Vincent Lambert : après la décision de l’ONU, l’État français au pied du mur

Vincent Lambert : après la décision de l’ONU, l’État français au pied du mur

Gregor Puppinck revient sur les propos d’Agnès Buzyn :

[…] Manifestement embarrassée, la ministre de la Santé a déclaré que « l’équipe médicale en charge de ce dossier est en droit d’arrêter les soins », tout en ajoutant de façon contradictoire que « nous ne sommes pas tenus par ce comité légalement, mais bien entendu nous prenons en compte ce que dit l’ONU et nous allons leur répondre »… Une clarification s’impose sur cette nouvelle procédure, sa durée, son autorité, et ses rapports avec la CEDH.

Ce n’est pas une, mais deux décisions qui ont déjà été prises au sein du Comité des droits des personnes handicapées (CDPH) sur l’affaire Lambert : celle d’enregistrer la requête des parents Lambert, et celle d’accorder les mesures provisoires.

La requête a fait l’objet d’un premier examen par le secrétariat du CDPH qui a estimé qu’elle remplit tous les « critères préliminaires » de recevabilité, et l’a en conséquence enregistrée et communiquée au gouvernement français (article 56 du règlement du Comité). C’est là une première étape qui montre déjà que la requête est bien formulée et qu’elle entre dans le champ de compétence du Comité.

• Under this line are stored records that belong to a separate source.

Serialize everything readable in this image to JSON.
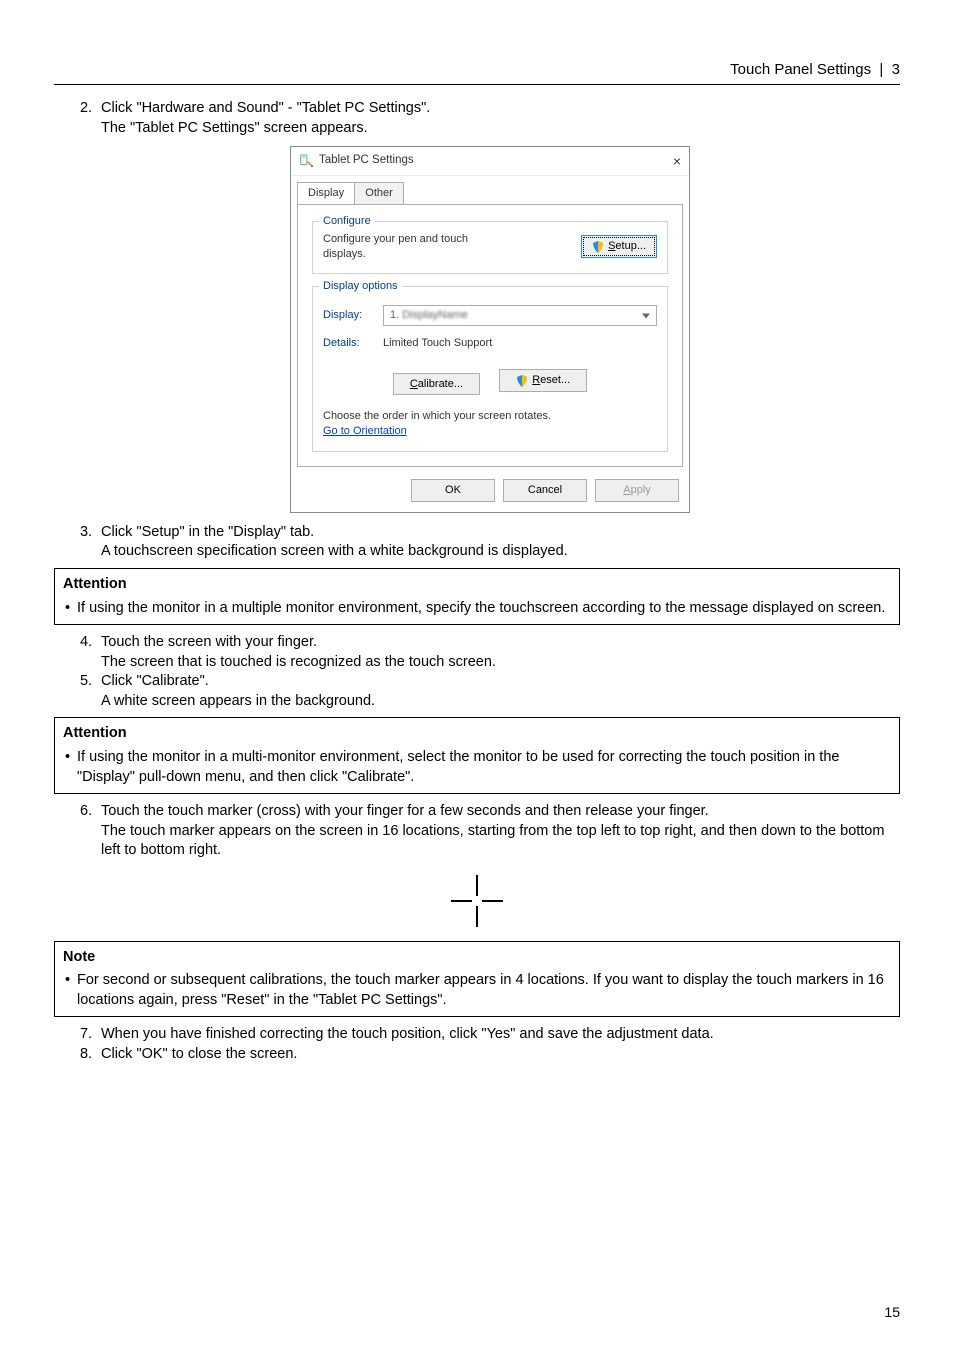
{
  "header": {
    "section": "Touch Panel Settings",
    "chapter": "3"
  },
  "steps": {
    "s2a": "Click \"Hardware and Sound\" - \"Tablet PC Settings\".",
    "s2b": "The \"Tablet PC Settings\" screen appears.",
    "s3a": "Click \"Setup\" in the \"Display\" tab.",
    "s3b": "A touchscreen specification screen with a white background is displayed.",
    "s4a": "Touch the screen with your finger.",
    "s4b": "The screen that is touched is recognized as the touch screen.",
    "s5a": "Click \"Calibrate\".",
    "s5b": "A white screen appears in the background.",
    "s6a": "Touch the touch marker (cross) with your finger for a few seconds and then release your finger.",
    "s6b": "The touch marker appears on the screen in 16 locations, starting from the top left to top right, and then down to the bottom left to bottom right.",
    "s7": "When you have finished correcting the touch position, click \"Yes\" and save the adjustment data.",
    "s8": "Click \"OK\" to close the screen."
  },
  "attention": {
    "title": "Attention",
    "a1": "If using the monitor in a multiple monitor environment, specify the touchscreen according to the message displayed on screen.",
    "a2": "If using the monitor in a multi-monitor environment, select the monitor to be used for correcting the touch position in the \"Display\" pull-down menu, and then click \"Calibrate\"."
  },
  "note": {
    "title": "Note",
    "n1": "For second or subsequent calibrations, the touch marker appears in 4 locations. If you want to display the touch markers in 16 locations again, press \"Reset\" in the \"Tablet PC Settings\"."
  },
  "dialog": {
    "title": "Tablet PC Settings",
    "tabs": {
      "display": "Display",
      "other": "Other"
    },
    "configure": {
      "legend": "Configure",
      "text": "Configure your pen and touch displays.",
      "setup_prefix": "S",
      "setup": "etup..."
    },
    "display_options": {
      "legend": "Display options",
      "display_label": "Display:",
      "display_value_prefix": "1. ",
      "display_value_blur": "DisplayName",
      "details_label": "Details:",
      "details_value": "Limited Touch Support",
      "calibrate_prefix": "C",
      "calibrate": "alibrate...",
      "reset_prefix": "R",
      "reset": "eset...",
      "order_text": "Choose the order in which your screen rotates.",
      "order_link": "Go to Orientation"
    },
    "footer": {
      "ok": "OK",
      "cancel": "Cancel",
      "apply_prefix": "A",
      "apply": "pply"
    }
  },
  "pagenum": "15"
}
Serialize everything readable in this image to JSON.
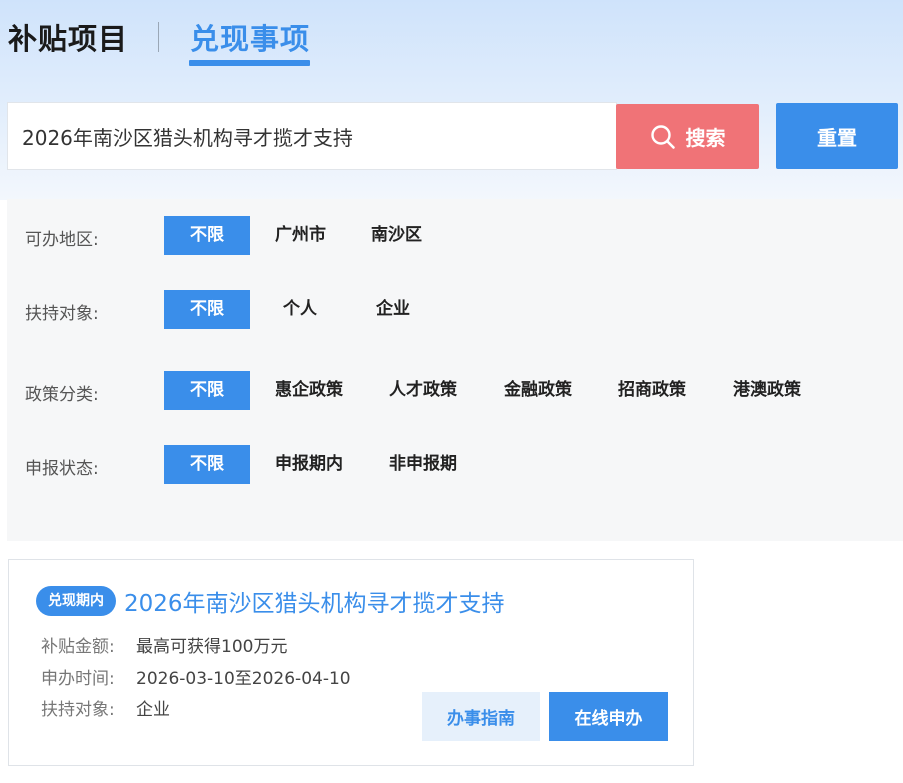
{
  "tabs": [
    {
      "label": "补贴项目"
    },
    {
      "label": "兑现事项"
    }
  ],
  "search": {
    "value": "2026年南沙区猎头机构寻才揽才支持",
    "button_label": "搜索",
    "reset_label": "重置"
  },
  "filters": {
    "region": {
      "label": "可办地区:",
      "options": [
        "不限",
        "广州市",
        "南沙区"
      ]
    },
    "target": {
      "label": "扶持对象:",
      "options": [
        "不限",
        "个人",
        "企业"
      ]
    },
    "category": {
      "label": "政策分类:",
      "options": [
        "不限",
        "惠企政策",
        "人才政策",
        "金融政策",
        "招商政策",
        "港澳政策"
      ]
    },
    "status": {
      "label": "申报状态:",
      "options": [
        "不限",
        "申报期内",
        "非申报期"
      ]
    }
  },
  "card": {
    "badge": "兑现期内",
    "title": "2026年南沙区猎头机构寻才揽才支持",
    "amount_label": "补贴金额:",
    "amount_value": "最高可获得100万元",
    "time_label": "申办时间:",
    "time_value": "2026-03-10至2026-04-10",
    "target_label": "扶持对象:",
    "target_value": "企业",
    "guide_label": "办事指南",
    "apply_label": "在线申办"
  },
  "colors": {
    "accent": "#3a8eea",
    "search_button": "#f07377"
  },
  "icons": {
    "search_button_icon": "search-icon"
  }
}
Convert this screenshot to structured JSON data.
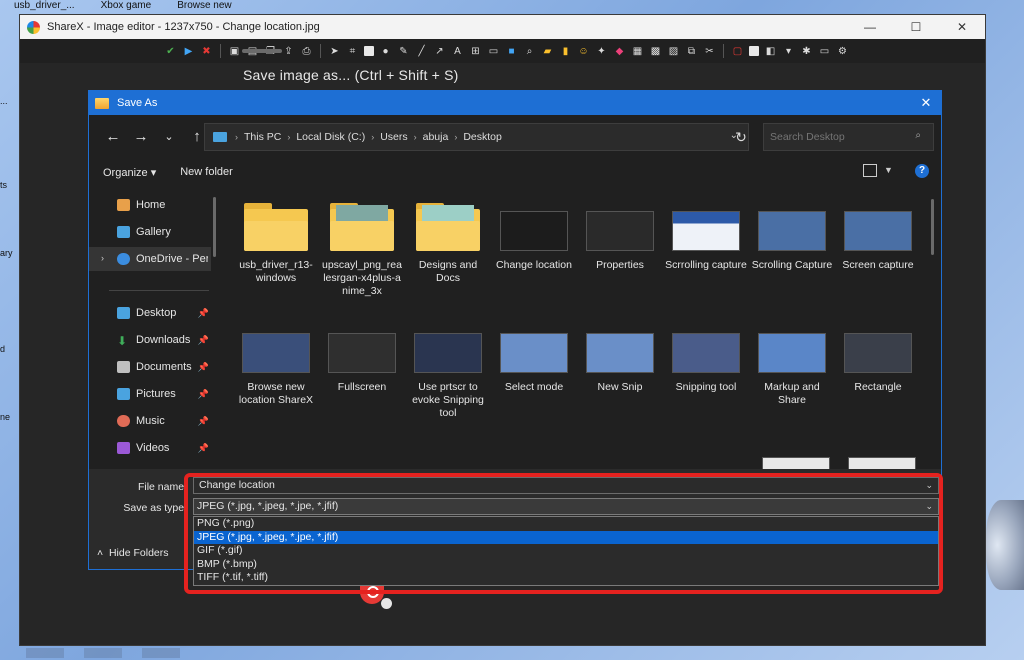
{
  "desktop": {
    "top_icons": [
      "usb_driver_...",
      "Xbox game",
      "Browse new"
    ],
    "left_labels": [
      "...",
      "ts",
      "ary",
      "d",
      "ne"
    ]
  },
  "sharex": {
    "title": "ShareX - Image editor - 1237x750 - Change location.jpg",
    "tooltip": "Save image as... (Ctrl + Shift + S)",
    "window_controls": {
      "minimize": "—",
      "maximize": "☐",
      "close": "✕"
    }
  },
  "dialog": {
    "title": "Save As",
    "close": "✕",
    "nav": {
      "back": "←",
      "forward": "→",
      "down": "⌄",
      "up": "↑"
    },
    "breadcrumb": [
      "This PC",
      "Local Disk (C:)",
      "Users",
      "abuja",
      "Desktop"
    ],
    "search_placeholder": "Search Desktop",
    "toolbar": {
      "organize": "Organize ▾",
      "new_folder": "New folder",
      "help": "?"
    },
    "nav_pane": [
      {
        "label": "Home",
        "icon": "home-icon",
        "color": "#e8a04a"
      },
      {
        "label": "Gallery",
        "icon": "gallery-icon",
        "color": "#4aa3df"
      },
      {
        "label": "OneDrive - Perso",
        "icon": "onedrive-icon",
        "color": "#3b8de0"
      },
      {
        "label": "Desktop",
        "icon": "desktop-icon",
        "color": "#4aa3df"
      },
      {
        "label": "Downloads",
        "icon": "download-icon",
        "color": "#3fae5a"
      },
      {
        "label": "Documents",
        "icon": "documents-icon",
        "color": "#bfbfbf"
      },
      {
        "label": "Pictures",
        "icon": "pictures-icon",
        "color": "#4aa3df"
      },
      {
        "label": "Music",
        "icon": "music-icon",
        "color": "#e06b56"
      },
      {
        "label": "Videos",
        "icon": "videos-icon",
        "color": "#9b59d6"
      }
    ],
    "files": [
      {
        "name": "usb_driver_r13-windows",
        "kind": "folder"
      },
      {
        "name": "upscayl_png_realesrgan-x4plus-anime_3x",
        "kind": "folder"
      },
      {
        "name": "Designs and Docs",
        "kind": "folder"
      },
      {
        "name": "Change location",
        "kind": "image",
        "tint": "#1c1c1c"
      },
      {
        "name": "Properties",
        "kind": "image",
        "tint": "#2a2a2a"
      },
      {
        "name": "Scrrolling capture",
        "kind": "image",
        "tint": "#2d5aa8"
      },
      {
        "name": "Scrolling Capture",
        "kind": "image",
        "tint": "#4a6fa5"
      },
      {
        "name": "Screen capture",
        "kind": "image",
        "tint": "#4a6fa5"
      },
      {
        "name": "Browse new location ShareX",
        "kind": "image",
        "tint": "#3a4f7a"
      },
      {
        "name": "Fullscreen",
        "kind": "image",
        "tint": "#2f2f2f"
      },
      {
        "name": "Use prtscr to evoke Snipping tool",
        "kind": "image",
        "tint": "#2a3550"
      },
      {
        "name": "Select mode",
        "kind": "image",
        "tint": "#6a8fc8"
      },
      {
        "name": "New Snip",
        "kind": "image",
        "tint": "#6a8fc8"
      },
      {
        "name": "Snipping tool",
        "kind": "image",
        "tint": "#4a5c8a"
      },
      {
        "name": "Markup and Share",
        "kind": "image",
        "tint": "#5a86c8"
      },
      {
        "name": "Rectangle",
        "kind": "image",
        "tint": "#3a3f4a"
      }
    ],
    "filename_label": "File name:",
    "filename_value": "Change location",
    "savetype_label": "Save as type:",
    "savetype_value": "JPEG (*.jpg, *.jpeg, *.jpe, *.jfif)",
    "type_options": [
      "PNG (*.png)",
      "JPEG (*.jpg, *.jpeg, *.jpe, *.jfif)",
      "GIF (*.gif)",
      "BMP (*.bmp)",
      "TIFF (*.tif, *.tiff)"
    ],
    "selected_option_index": 1,
    "hide_folders": "Hide Folders"
  },
  "colors": {
    "accent": "#1e6fd4",
    "highlight": "#e5221f",
    "selection": "#0a64d0"
  }
}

Le gouvernement français dispose à présent d’un délai de six mois pour répondre aux accusations formulées contre les décisions médicales et judiciaires françaises, tant sur la recevabilité que sur le fond de la requête. Il lui faudra trouver d’autres arguments que ceux énoncés dimanche par la ministre de la Santé, lorsqu’elle déclarait ce Comité incompétent pour protéger les personnes dans l’état de Vincent Lambert au motif… qu’il ne serait pas handicapé mais dans un état « végétatif ». Or, de fait, l’état de santé de M. Lambert correspond parfaitement à la définition du handicap que donne la convention.

[…]

Le recours ayant franchi l’étape de l’enregistrement, c’est logiquement que le Comité a demandé au gouvernement français de veiller au maintien de l’alimentation et de l’hydratation de Vincent Lambert le temps de la procédure. Quoi qu’en dise la ministre de la Santé, le gouvernement français est tenu, en droit international, de s’y conformer, pour la simple raison qu’il s’y est lui-même engagé, au nom de la France, en ratifiant la convention relative aux droits des personnes handicapées. C’est le texte même de cette convention qui confère au Comité le pouvoir de demander des mesures provisoires, alors que la CEDH se l’est octroyé elle-même dans son règlement. Il est en revanche loisible au gouvernement de contester cette mesure auprès du Comité ; mais il lui faudrait alors démontrer qu’il y a urgence à euthanasier Monsieur Lambert.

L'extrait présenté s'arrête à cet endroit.